Wake up!

Why the War on Woke is an assault on all of us

Denis Donoghue

6/28/20233 min read

people walking on street during daytime
people walking on street during daytime

The term 'Woke' is increasingly used by the right as a slur against those on the progressive left; with the so-called 'War on Woke' a Trojan Horse for all sorts of extremist policy measures and restrictions. But, being Woke is not only nothing to be ashamed of, it is a term that we in the Yes movement need to reclaim and wear as a badge of honour.

Woke is now defined as “aware of and actively attentive to important facts and issues (especially issues of racial and social justice)”. It originated in African American English and gained more widespread use beginning in 2014 as part of the Black Lives Matter movement. That was the same year as the Yes movement campaigned for a more equal and inclusive society; starting with the right to self-determination for all of us who live and work in Scotland. We spent the summer of 2014 imagining a better Scotland where we would control our own land and resources, along with the tools to address endemic poverty and injustice. It's no surprise then that being Woke is closely aligned with supporting Scottish independence. As you'll see from this chart, Yes support is highest among those who strongly identify as Woke, with a 77% to 16% margin among those who very much identify as Woke, and 66% to 25% among those who somewhat identify as Woke.

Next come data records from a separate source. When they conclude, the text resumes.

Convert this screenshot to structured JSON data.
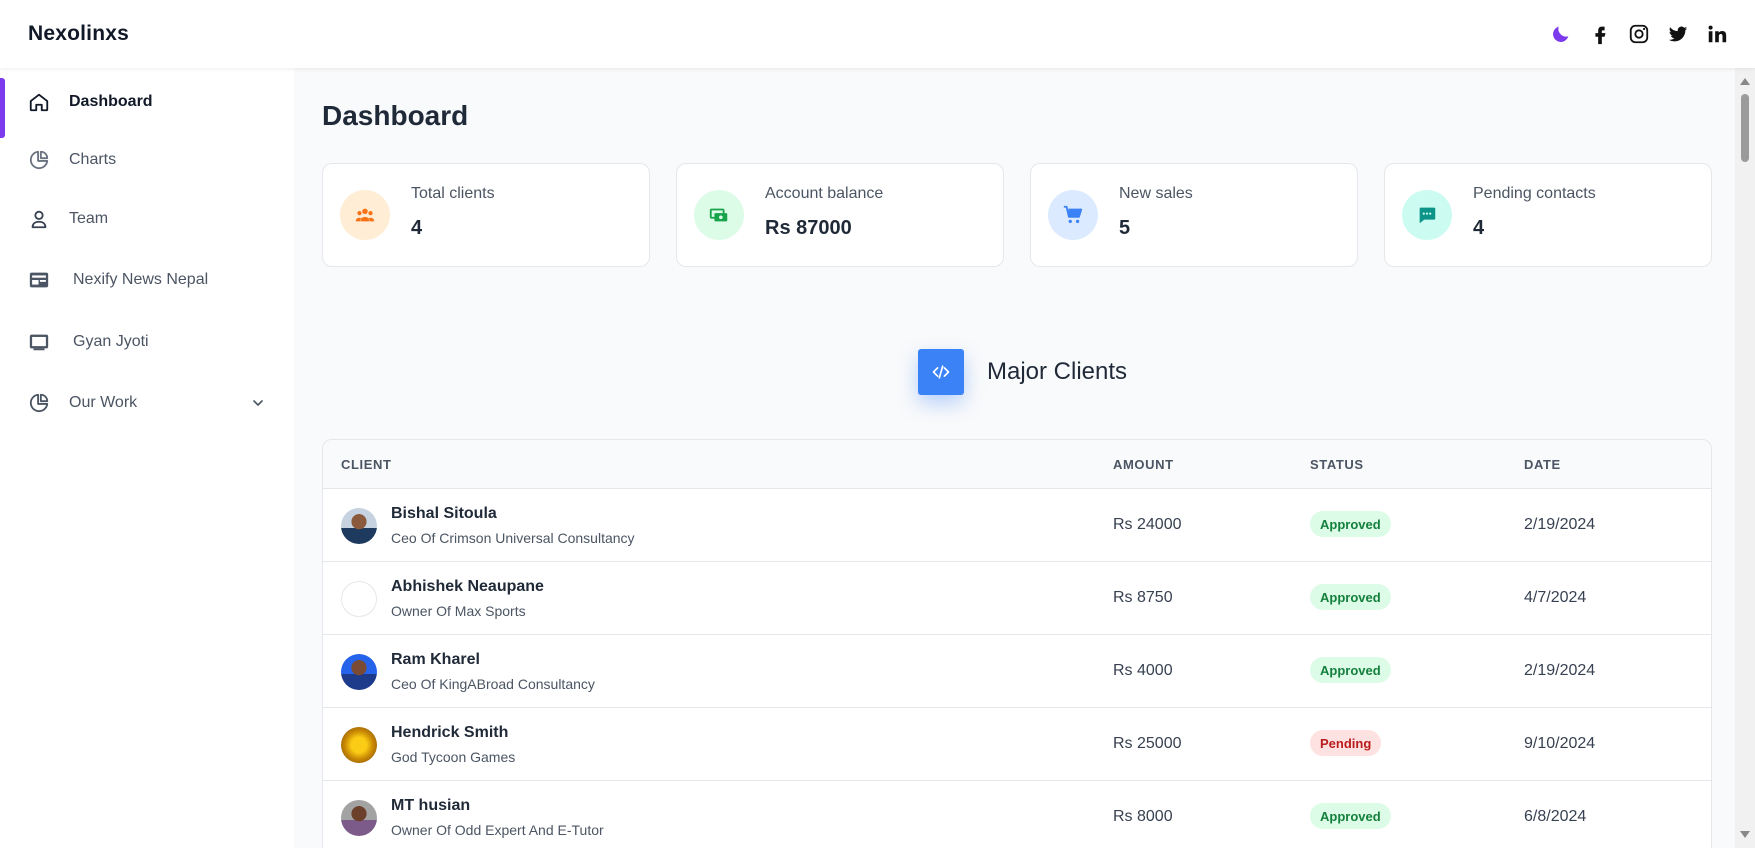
{
  "app": {
    "brand": "Nexolinxs"
  },
  "header": {
    "icons": [
      "moon-icon",
      "facebook-icon",
      "instagram-icon",
      "twitter-icon",
      "linkedin-icon"
    ]
  },
  "sidebar": {
    "accent_color": "#7c3aed",
    "items": [
      {
        "label": "Dashboard",
        "icon": "home-icon",
        "active": true
      },
      {
        "label": "Charts",
        "icon": "pie-chart-icon"
      },
      {
        "label": "Team",
        "icon": "user-icon"
      },
      {
        "label": "Nexify News Nepal",
        "icon": "newspaper-icon"
      },
      {
        "label": "Gyan Jyoti",
        "icon": "monitor-icon"
      },
      {
        "label": "Our Work",
        "icon": "pie-chart-icon",
        "expandable": true
      }
    ]
  },
  "main": {
    "title": "Dashboard",
    "cards": [
      {
        "label": "Total clients",
        "value": "4",
        "icon": "people-icon",
        "color": "#f97316",
        "bg": "#ffedd5"
      },
      {
        "label": "Account balance",
        "value": "Rs 87000",
        "icon": "money-icon",
        "color": "#16a34a",
        "bg": "#dcfce7"
      },
      {
        "label": "New sales",
        "value": "5",
        "icon": "cart-icon",
        "color": "#3b82f6",
        "bg": "#dbeafe"
      },
      {
        "label": "Pending contacts",
        "value": "4",
        "icon": "chat-icon",
        "color": "#0d9488",
        "bg": "#ccfbf1"
      }
    ],
    "section": {
      "title": "Major Clients",
      "icon": "code-icon"
    },
    "table": {
      "headers": {
        "client": "CLIENT",
        "amount": "AMOUNT",
        "status": "STATUS",
        "date": "DATE"
      },
      "rows": [
        {
          "name": "Bishal Sitoula",
          "role": "Ceo Of Crimson Universal Consultancy",
          "amount": "Rs 24000",
          "status": "Approved",
          "date": "2/19/2024"
        },
        {
          "name": "Abhishek Neaupane",
          "role": "Owner Of Max Sports",
          "amount": "Rs 8750",
          "status": "Approved",
          "date": "4/7/2024"
        },
        {
          "name": "Ram Kharel",
          "role": "Ceo Of KingABroad Consultancy",
          "amount": "Rs 4000",
          "status": "Approved",
          "date": "2/19/2024"
        },
        {
          "name": "Hendrick Smith",
          "role": "God Tycoon Games",
          "amount": "Rs 25000",
          "status": "Pending",
          "date": "9/10/2024"
        },
        {
          "name": "MT husian",
          "role": "Owner Of Odd Expert And E-Tutor",
          "amount": "Rs 8000",
          "status": "Approved",
          "date": "6/8/2024"
        }
      ]
    }
  }
}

I'm lucky enough not to face injustice on a daily basis. But you don't have to look very far to see it all around us. The UK right-wing press use the small boats as a thinly veiled attack on refugees and immigrants, trans offenders are used to vilify that community and Just Stop Oil protesters provide their justification for draconian anti-protest laws. It's partly an age thing. Younger people are far more comfortable with ethnic diversity, generally don't give a toss about people's pronouns and would rather not grow up on an uninhabitable planet. So the war on Woke is a war on our children and grandchildren. And once we start on the slippery slope of authoritarian laws and protest crackdowns, who knows how far we'll go before the majority stands against it. It's worth remembering Martin Niemöller's 1946 poem: "First they came for the socialists and I did not speak out - because I was not a socialist."

When the UK Government identify the soft underbelly of the yes movement, they're acutely aware of this fact. By using the Gender Recognition Reform bill as a means to undermine the authority of the Scottish Parliament, they realise that the red-tops, mainstream media and typical middle-aged, middle class voter won't stand up for the trans community. Likewise with the Deposit Return Scheme, they see a weakness in support because it's being promoted by the junior partner in the Scottish Government. By splintering off the reactionary edges of the pro-independence movement they seek to develop wedges to work with. This is where fringe parties like Reform UK, Alba and the Family Party feed. By eroding elements of the mainstream pro-independence platform, they draw away fringe supporters and work up their prejudices. Before you know it former Yes supporters are siding with unionists and abetting the destruction of devolved power.

  • First they came for the Trans community and I did not speak out- Because I was not Trans.

  • Then they came for the Greens and I did not speak out - Because I was not a Green.

  • Then they came for the Scottish Parliament and I did not speak out- Because it was only a devolved assembly.

  • Then they came for me - and there was no one left to speak for me.